Auf meinen Zeichnungen/Collagen, meinen „Hermaproditinnen“ zum Beispiel, müssen die Augen herumwandern. Die Augen werden hierzu regelrecht eingeladen! 

Me and my shadow

Mir kommt es heute und seit Ewigkeiten schon so vor, als sei ich Zaungast auf meinem eigenen Heimweg. Sehr allein. Und doch nicht einsam genug, um vollends verrückt zu werden. Hörst du, Camass, ich habe lange geschwiegen. Denn Farben verklebten mir die Lippen. Lange nichts geschaut. In den Wimpern hingen Tränen. Verzeih. Dummheit kleidet jedes Leben aus. Camass, meine alten Hände weisen Spuren auf, die ich niemals abgelaufen habe. Ich ahne dort allenfalls Existenzen, die hinter meinem Rücken Witze reißen. Der Blutgeschmack im Mund nimmt Überhand. Nicht gut, dass sei nicht gut, bemerkte mein Zahnarzt. Eine Feststellung, die wir gerne auf Beerdigungen von uns geben. „Und sonst?“Och, das Übliche,“ fasel ich verlogen. Wenig später bitte ich umständlich um den Zucker und suche im Kaffee mit dem Löffel nach einem Grund von Leben oder Tod. „Ach, so ist es eben!“ Und ich weiß es auch nicht wirklich besser. Schönheit. Gelungenheit. Wahrheit. Spiel. Rien ne va plus. Lange geschwiegen, Camass, ich bedaure das. Sehr…

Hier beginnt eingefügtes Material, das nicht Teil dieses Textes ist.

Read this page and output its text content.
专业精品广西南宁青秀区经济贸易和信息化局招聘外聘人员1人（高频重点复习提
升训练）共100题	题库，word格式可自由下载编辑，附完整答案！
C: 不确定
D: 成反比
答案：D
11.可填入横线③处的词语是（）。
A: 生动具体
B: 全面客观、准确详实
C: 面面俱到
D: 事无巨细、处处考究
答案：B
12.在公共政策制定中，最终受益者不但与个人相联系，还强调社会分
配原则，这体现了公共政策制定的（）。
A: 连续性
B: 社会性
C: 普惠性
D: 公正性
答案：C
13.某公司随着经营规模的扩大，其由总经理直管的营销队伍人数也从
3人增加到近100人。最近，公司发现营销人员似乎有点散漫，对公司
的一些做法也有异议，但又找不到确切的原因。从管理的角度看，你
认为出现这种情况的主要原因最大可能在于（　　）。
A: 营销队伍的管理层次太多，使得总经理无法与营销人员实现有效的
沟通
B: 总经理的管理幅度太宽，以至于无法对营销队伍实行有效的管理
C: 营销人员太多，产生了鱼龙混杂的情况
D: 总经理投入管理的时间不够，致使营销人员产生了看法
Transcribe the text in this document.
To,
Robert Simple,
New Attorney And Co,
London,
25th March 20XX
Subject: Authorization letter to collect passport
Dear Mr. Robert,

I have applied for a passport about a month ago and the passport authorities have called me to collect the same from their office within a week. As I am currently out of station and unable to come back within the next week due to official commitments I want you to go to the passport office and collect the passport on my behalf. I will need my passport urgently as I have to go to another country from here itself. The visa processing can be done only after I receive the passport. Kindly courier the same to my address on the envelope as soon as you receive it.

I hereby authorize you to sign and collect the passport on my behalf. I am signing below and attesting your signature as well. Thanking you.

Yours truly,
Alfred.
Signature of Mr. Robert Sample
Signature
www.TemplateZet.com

Aber sieh doch: Farbe verklebt mir weiterhin die Lippen. Lange nichts geschaut… In meinen Wimpern hängen immer noch amboss-schwere Tränen. Faites vos jeux! Camass, der Himmel strahlt rotviolett wie ein praller Eichelkopf. Ich senke aufgrund dieser Obszönität beschämt den Kopf und schlage den Kragen meines Mantels hoch. Zurück, unter stumm hingeworfener Erde, bleiben Sätze, die ich unglücklicherweise niemals gesagt habe. Zurück, in meinen Handflächen, bleiben Berührungen, die ich nicht gewagt habe. Mein Mund schluckt verstört die Küsse runter, die ich viel zu lange aufgespart habe. Nun sind sie verdörrt und verschrumpelt. Unansehnlich wie alte Weintrauben. Endlich erbricht sich auch der Himmel. Kein Weiß nässt mich, sondern das feine Gespinst von Regen. Er schraffiert meine Existenz zu zarten Linien, an die ich neue Gedanken hängen kann. Camass, liebste Camass, Bilder oder Formulierungen springen an mir hoch, als wären es übermütige junge Hunde. Ich wünschte, du könntest das alles sehen! Du könntest das alles so sehen, wie ich es zu sehen vermag. Sieh es dir an, Schwesterchen, das Spiel, sieh es mit meinen Augen… Wir beide, wir machen unseren Einsatz. Immer und immer wieder. Und wir nennen uns beide Camass. Zwei Seelen, wegen eine aberwitzigen Laune der Natur, getrennt und doch für immer vereint.

Me and my shadow

«Der Zweck der Kunst ist nicht die Auflösung einer kurzzeitigen Adrenalinausschüttung, sondern vielmehr die allmähliche, ein Leben dauernde Schaffung eines Zustandes des Staunens und der Heiterkeit.»  (Glenn Gould)

Me and my shadow

«Ich frage mich, ob man unter Pere-Version das eigentliche Drama des Lebens begreift… oder aber, ob nur die Dividende stimmen muss, dieses verrückte Huhn, das vergöttert wird. Erst Honig, dann saure Milch… nicht wahr, Dr. Manhattan?»  (Detlef Bach während einer seiner gefürchteten Assoziationskaskaden.)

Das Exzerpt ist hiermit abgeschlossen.